National Audiovisual Council (Romania)

Agency overview
- Formed: 1992
- Jurisdiction: Government of Romania
- Employees: 11
- Annual budget: 14.000 Lei Romanian Leu (2022)
- Agency executive: Cristina Pocora;
- Parent department: Ministry of Transport and Telecommunications (Romania)
- Website: www.cna.ro

= National Audiovisual Council =

The National Audiovisual Council (Romanian: Consiliul Național al Audiovizualului, CNA) is the official regulatory agency for the audio-visual market (radio, television) in Romania.

Television broadcasts and cable television, frequency allocations, content monitoring, censorship, license allocation are done by the CNA, that is the main regulatory authority for the broadcast media in Romania. The appointments to its board are politicized, the body thus often acts in a biased and ineffective way.

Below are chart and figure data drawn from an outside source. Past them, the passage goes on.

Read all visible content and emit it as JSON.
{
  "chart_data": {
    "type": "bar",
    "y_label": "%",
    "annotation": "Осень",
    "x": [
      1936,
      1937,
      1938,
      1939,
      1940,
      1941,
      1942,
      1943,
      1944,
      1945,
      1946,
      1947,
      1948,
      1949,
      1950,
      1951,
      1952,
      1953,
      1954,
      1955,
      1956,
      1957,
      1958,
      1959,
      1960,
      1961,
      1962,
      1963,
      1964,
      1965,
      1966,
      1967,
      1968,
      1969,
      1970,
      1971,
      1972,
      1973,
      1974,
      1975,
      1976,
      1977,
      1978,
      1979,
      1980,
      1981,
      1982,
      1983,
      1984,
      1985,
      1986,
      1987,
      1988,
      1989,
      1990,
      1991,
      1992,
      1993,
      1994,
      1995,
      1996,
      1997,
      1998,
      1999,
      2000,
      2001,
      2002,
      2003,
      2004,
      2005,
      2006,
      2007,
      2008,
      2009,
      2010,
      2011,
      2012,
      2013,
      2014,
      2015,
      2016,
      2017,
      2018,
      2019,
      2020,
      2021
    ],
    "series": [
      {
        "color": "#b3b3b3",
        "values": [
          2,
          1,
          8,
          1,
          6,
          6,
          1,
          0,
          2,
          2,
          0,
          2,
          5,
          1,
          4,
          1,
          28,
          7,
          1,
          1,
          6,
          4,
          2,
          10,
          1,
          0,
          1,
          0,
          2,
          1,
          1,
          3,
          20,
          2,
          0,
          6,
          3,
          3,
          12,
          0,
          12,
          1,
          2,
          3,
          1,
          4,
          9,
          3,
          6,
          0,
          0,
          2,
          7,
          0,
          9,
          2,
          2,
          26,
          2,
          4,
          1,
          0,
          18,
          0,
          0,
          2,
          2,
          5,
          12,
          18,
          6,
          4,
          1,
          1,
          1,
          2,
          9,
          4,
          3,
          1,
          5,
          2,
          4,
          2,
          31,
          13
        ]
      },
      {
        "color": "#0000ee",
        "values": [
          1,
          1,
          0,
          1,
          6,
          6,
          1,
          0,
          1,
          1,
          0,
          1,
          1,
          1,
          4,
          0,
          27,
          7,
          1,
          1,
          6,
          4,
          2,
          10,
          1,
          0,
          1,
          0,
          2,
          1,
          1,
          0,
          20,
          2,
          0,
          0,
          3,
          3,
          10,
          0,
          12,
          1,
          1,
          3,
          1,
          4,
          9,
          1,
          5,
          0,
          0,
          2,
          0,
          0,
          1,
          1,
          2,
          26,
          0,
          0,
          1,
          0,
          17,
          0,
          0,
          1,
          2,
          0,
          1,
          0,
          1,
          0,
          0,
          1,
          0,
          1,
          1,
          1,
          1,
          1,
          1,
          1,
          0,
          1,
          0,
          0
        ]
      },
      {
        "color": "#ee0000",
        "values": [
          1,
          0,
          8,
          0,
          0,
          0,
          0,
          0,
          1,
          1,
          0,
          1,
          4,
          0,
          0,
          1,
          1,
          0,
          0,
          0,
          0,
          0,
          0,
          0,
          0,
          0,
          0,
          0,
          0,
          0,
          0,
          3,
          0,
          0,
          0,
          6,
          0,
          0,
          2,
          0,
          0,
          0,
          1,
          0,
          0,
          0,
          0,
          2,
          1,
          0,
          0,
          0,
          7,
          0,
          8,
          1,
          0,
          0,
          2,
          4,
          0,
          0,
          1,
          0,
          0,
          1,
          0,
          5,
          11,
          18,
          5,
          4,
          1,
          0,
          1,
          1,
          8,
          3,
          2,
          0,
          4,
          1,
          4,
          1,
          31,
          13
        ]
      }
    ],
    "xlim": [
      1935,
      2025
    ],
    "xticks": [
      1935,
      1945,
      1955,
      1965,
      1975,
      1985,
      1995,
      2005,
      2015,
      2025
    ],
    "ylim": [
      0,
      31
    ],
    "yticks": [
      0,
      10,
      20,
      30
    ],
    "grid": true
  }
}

== TV warning signs and previsions ==
AP (Parental Guidance) This program can be watched by children up to age of 12 only with the consent or with their parents or family.

12 - This program is prohibited for children under 12 years of age (Art. 23 (1) Audiovisual productions forbidden to children under 12 years of age shall be broadcast only after 20:00 and shall be permanently accompanied by a warning sign representing a white circle, and inside it, on a transparent background, the number 12 White color)

15 - This program is forbidden to children under 15 years of age (Article 24 1. Audiovisual productions forbidden to children under 15 years of age shall be broadcast only between 23:00 and 06:00 and shall be permanently accompanied by a warning sign representing a white circle, and inside it, on a transparent background, white number 15; except for feature films, series and documentaries classified 15, in which case the time allowed is 22:00 and 06:00). It used to be 16 but replaced by 15 in 2006.

18 - This program is forbidden to children under 18 years of age (Article 24 1. Audiovisual productions forbidden to children under the age of 18 shall be broadcast only between 01:00 and 06:00 and shall be permanently accompanied by a warning sign representing a white circle, and inside it, on a transparent background, white number 18)

Art. 39 (2) of the Audiovisual Code: According to the provisions invoked, the broadcasting on television and broadcasting services of programs which may affect the physical, mental or moral development of minors can be done only if, by choosing the time slot, by coding or as a result of other conditional access systems, ensure that minors in the transmission area, in normal situations, cannot hear or see those broadcasts.

Article 40 (3) of the Audiovisual Code: "Moderators, presenters and producers of programs have an obligation not to use or allow guests to use abusive language or incite violence against other people."

Art. 18 of the Audiovisual Code: According to the previsions invoked, it cannot be broadcast in the time slot 06:00 to 23:00, productions featuring scenes of mental language violence repeteadly or a high degree of intensity and severity, those that present sex scenes, trivial language or behavior, vulgar or obscene, People in Degrading Poses, even if they got consent (Degrading Poses in Romanian version means nudity, genitalia and other fetishes) and Free fights not regulated by National or International Sports Federations.

Art. 101 (3) of the Audiovisual Code: Content show that offer cash prizes or in stuff, they can be broadcast only live and in the time slot 22:00 to 06:00.